Ninguna artimaña publicitaria puede distraer del hecho de que los líderes de la España de las autonomías comparten diagnóstico sobre cuáles son los problemas internos del momento. En la Conferencia de Presidentes de este viernes, celebrada en Barcelona, se habló de vivienda, de inmigración o de financiación autonómica, entre otros muchos asuntos. Es cierto que la Conferencia es un foro sin capacidad ejecutiva y con límites formales que dificultan el debate y la adopción de acuerdos, pero 21 años después de su primera edición hay algunas convenciones que definen su sitio en la arquitectura del Estado de las autonomías.
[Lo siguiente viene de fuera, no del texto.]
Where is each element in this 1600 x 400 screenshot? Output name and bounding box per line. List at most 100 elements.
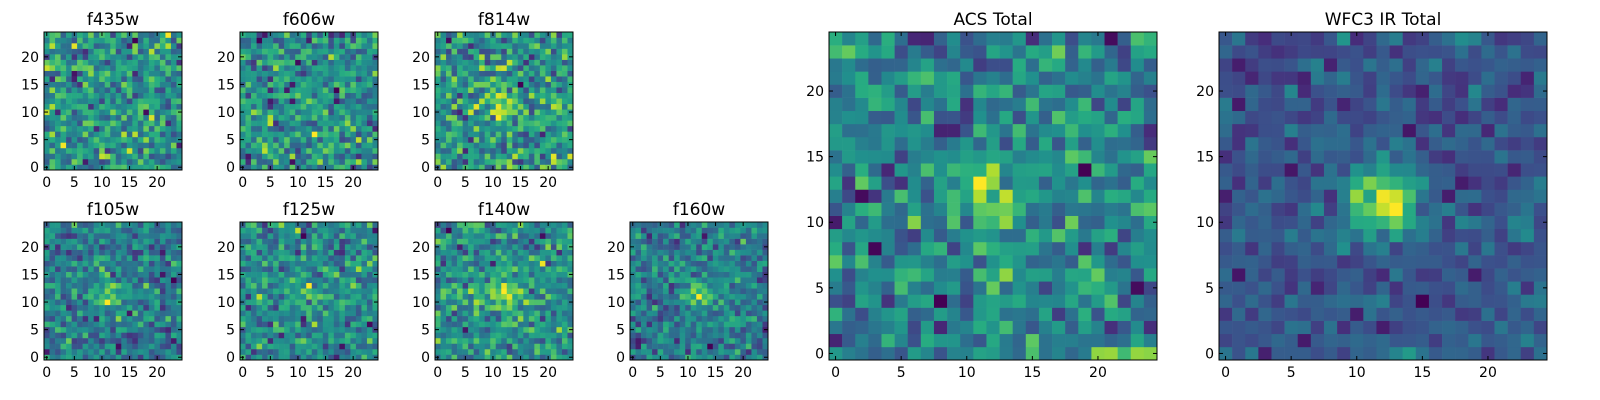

La primera de ellas es que sirve para transmitir a los ciudadanos una imagen de cordialidad institucional oxigenante. Conformarse con la formalidad puede parecer poco, pero en absoluto es una cuestión menor en la política actual.
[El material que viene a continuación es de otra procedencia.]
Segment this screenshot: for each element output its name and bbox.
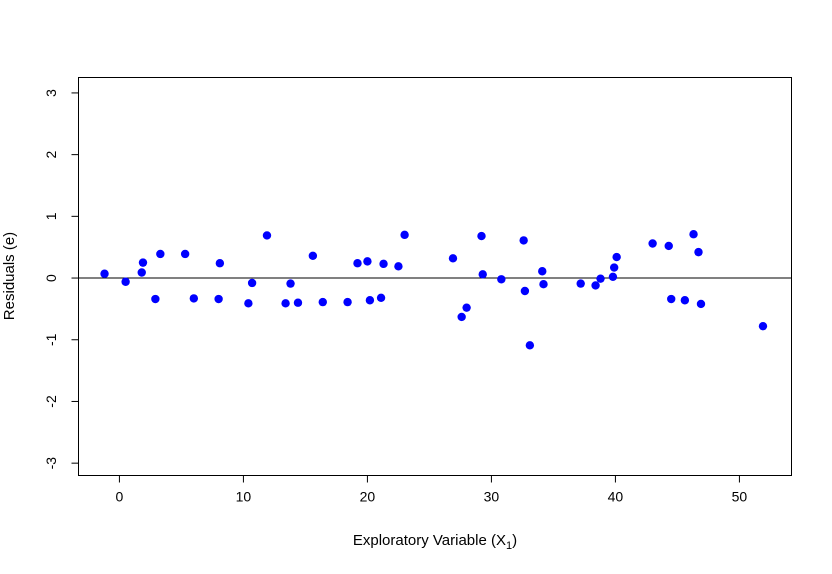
data-point — [379, 259, 388, 269]
data-point — [519, 236, 528, 245]
data-point — [215, 259, 225, 268]
data-point — [608, 272, 618, 282]
x-axis: 0 10 20 30 40 50 — [116, 475, 748, 505]
data-point — [696, 299, 706, 309]
x-tick-label: 50 — [732, 489, 748, 505]
data-point — [343, 297, 352, 307]
data-point — [286, 279, 295, 288]
data-point — [293, 298, 303, 307]
data-point — [121, 277, 130, 286]
data-point — [214, 294, 223, 304]
data-point — [667, 294, 676, 304]
data-point — [680, 296, 690, 305]
data-point — [151, 294, 160, 304]
x-tick-label: 40 — [608, 489, 624, 505]
x-tick-label: 20 — [360, 489, 376, 505]
data-point — [664, 241, 673, 251]
data-point — [138, 258, 148, 267]
data-points — [100, 230, 768, 350]
data-point — [648, 239, 657, 248]
data-point — [448, 254, 458, 263]
y-tick-label: 1 — [43, 212, 59, 220]
data-point — [596, 274, 605, 283]
data-point — [353, 259, 362, 268]
data-point — [689, 230, 698, 239]
data-point — [180, 249, 190, 259]
y-tick-label: 2 — [43, 151, 59, 159]
x-tick-label: 10 — [236, 489, 252, 505]
y-tick-label: -3 — [43, 457, 59, 470]
data-point — [247, 278, 257, 288]
data-point — [497, 275, 506, 284]
data-point — [525, 341, 535, 350]
data-point — [478, 270, 487, 279]
y-tick-label: -2 — [43, 395, 59, 408]
x-axis-label-subscript: 1 — [506, 540, 512, 552]
data-point — [137, 268, 146, 277]
data-point — [376, 293, 386, 302]
data-point — [576, 279, 585, 288]
data-point — [539, 280, 548, 289]
data-point — [244, 299, 253, 308]
x-axis-label: Exploratory Variable (X1) — [353, 532, 517, 552]
x-tick-label: 30 — [484, 489, 500, 505]
y-tick-label: 0 — [43, 274, 59, 282]
y-tick-label: -1 — [43, 333, 59, 346]
data-point — [609, 263, 619, 272]
data-point — [612, 252, 621, 262]
y-tick-label: 3 — [43, 89, 59, 97]
y-axis-label: Residuals (e) — [1, 232, 18, 320]
data-point — [363, 257, 372, 266]
data-point — [694, 247, 703, 257]
x-axis-label-suffix: ) — [512, 532, 517, 549]
data-point — [262, 231, 272, 240]
data-point — [189, 294, 199, 303]
data-point — [281, 299, 290, 308]
x-tick-label: 0 — [116, 489, 124, 505]
data-point — [100, 269, 109, 278]
data-point — [365, 296, 375, 305]
data-point — [538, 267, 547, 276]
data-point — [457, 312, 466, 322]
y-axis: -3 -2 -1 0 1 2 3 — [43, 89, 79, 470]
data-point — [477, 231, 486, 241]
data-point — [394, 262, 403, 271]
data-point — [400, 230, 409, 240]
x-axis-label-main: Exploratory Variable (X — [353, 532, 506, 549]
data-point — [520, 286, 530, 296]
data-point — [156, 249, 165, 259]
data-point — [308, 251, 318, 261]
data-point — [318, 297, 327, 307]
data-point — [591, 281, 600, 290]
data-point — [462, 303, 471, 312]
data-point — [758, 321, 768, 331]
plot-frame — [78, 77, 792, 476]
El presidente del Gobierno, Pedro Sánchez, pidió en su intervención afrontar la cita con “honestidad y espíritu constructivo” y recordó que la Conferencia es un órgano “de naturaleza conciliadora”. La petición era pura melancolía cuando los 11 presidentes autonómicos del Partido Popular habían ya boicoteado el debate al exigir que se incluyeran en el orden del día tantos asuntos que lo hacía impracticable. Más aún cuando casi todos los barones del PP usaron la cumbre para reclamar elecciones a 48 horas de una manifestación en Madrid convocada por Alberto Núñez Feijóo bajo el lema “Mafia o democracia”.